Let S be the set of all real numbers. Then the relation R = {(a, b): 1 + ab $\ge$ 0} on S is
A. Reflexive and symmetric but not transitive
B. Reflexive and transitive but not symmetric
C. Symmetric and transitive but not reflexive
D. An equivalence relation
E. None of the above

Answer 1

Hint: Any relation can be classified as reflexive, symmetric and transitive. If aRa exists in the relation, then it is said to be reflexive. If aRb and bRa both exist in the relation, then it is said to be symmetric. If aRb and bRc exist implies that aRc also exists, the relation is transitive.

Complete step by step answer:
It is given that aRb is defined such that R = {(a, b): 1 + ab $\ge$ 0} . This means that for any two real numbers a and b, 1 + ab $\ge$ 0. We will check if it is reflexive, symmetric or transitive or not.
For a reflexive relation, aRa should exist. That is, 1 + ab $\ge$ 0. So we can write that-
1 + a.a$\ge$ 0
1 + $a^2\ge$ 0
We know that the square of any real number is greater than or equal to zero. So, 1 + $a^2$ should always be greater than zero.
The given relation is reflexive.
For a symmetric relation, both aRb and bRa should exist. So we can proceed as-
Let aRb exist, that is, 1 + ab $\ge$ 0
We know that ab = ba, hence-
1 + ba $\ge$ 0
This implies that bRa also exists. Hence, the given relation is symmetric.
There is no direct method to prove if the relation is transitive or not. So we will use an example to check if it satisfies the relation or not. Let us assume that-
a = 1, b = 0 and c = -1
So we can write that-
1 + ab = 1 + 1(0) = 1 $\ge$ 0
Hence, aRb exists. Also,
1 + bc = 1 + 0(-1) = 1 $\ge$ 0
Hence, bRc also exists. We will now check if aRc exists or not.
1 + ac = 1 + 1(-1) = 0
Hence we can conclude with this example that the relation is transitive.
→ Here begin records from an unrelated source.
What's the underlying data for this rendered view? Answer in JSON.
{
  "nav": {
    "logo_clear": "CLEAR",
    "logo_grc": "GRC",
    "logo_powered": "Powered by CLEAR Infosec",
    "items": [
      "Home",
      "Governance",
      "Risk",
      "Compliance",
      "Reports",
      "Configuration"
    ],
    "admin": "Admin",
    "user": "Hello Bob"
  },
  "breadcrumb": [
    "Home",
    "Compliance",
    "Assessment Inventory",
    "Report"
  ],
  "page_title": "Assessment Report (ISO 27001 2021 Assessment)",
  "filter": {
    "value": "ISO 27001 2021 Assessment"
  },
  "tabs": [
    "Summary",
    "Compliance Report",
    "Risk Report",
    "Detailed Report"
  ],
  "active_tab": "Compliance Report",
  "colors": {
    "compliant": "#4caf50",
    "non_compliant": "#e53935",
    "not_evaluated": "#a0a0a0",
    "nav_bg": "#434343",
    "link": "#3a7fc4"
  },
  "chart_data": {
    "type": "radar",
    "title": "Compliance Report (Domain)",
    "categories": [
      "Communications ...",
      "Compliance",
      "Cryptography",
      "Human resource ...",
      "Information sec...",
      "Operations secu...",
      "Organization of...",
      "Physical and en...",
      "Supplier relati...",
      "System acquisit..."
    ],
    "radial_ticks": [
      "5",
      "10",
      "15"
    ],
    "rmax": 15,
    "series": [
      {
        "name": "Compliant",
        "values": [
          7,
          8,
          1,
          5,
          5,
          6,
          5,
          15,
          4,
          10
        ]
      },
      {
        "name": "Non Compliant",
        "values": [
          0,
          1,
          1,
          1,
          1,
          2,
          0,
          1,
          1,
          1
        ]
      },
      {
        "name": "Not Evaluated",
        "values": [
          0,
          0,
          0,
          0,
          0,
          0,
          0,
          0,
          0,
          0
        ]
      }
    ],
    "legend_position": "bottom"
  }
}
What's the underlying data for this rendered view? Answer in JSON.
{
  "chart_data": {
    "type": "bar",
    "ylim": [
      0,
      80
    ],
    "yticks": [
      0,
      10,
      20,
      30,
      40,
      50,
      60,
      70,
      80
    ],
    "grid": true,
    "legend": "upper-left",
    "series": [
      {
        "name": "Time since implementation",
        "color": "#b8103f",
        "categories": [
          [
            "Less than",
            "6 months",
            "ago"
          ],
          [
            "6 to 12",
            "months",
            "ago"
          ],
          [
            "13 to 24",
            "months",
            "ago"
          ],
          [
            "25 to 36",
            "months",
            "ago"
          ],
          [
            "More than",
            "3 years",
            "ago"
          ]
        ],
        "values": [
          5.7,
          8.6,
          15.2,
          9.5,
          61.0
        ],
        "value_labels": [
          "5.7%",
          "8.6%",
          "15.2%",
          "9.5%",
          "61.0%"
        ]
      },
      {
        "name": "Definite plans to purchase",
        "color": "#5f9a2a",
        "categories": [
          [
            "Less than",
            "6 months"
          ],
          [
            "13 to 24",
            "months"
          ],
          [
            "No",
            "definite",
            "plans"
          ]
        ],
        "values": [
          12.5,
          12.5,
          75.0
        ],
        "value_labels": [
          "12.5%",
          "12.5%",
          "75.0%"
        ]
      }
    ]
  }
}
So, the correct answer is “Option D”.

Note: It is important to check carefully for each condition. It is also recommended to check and verify each condition using a suitable example. Even if one case is false, the condition is not verified. Also if it is not possible to prove that relation is symmetric, reflexive or transitive, then use a suitable example to show that it is not.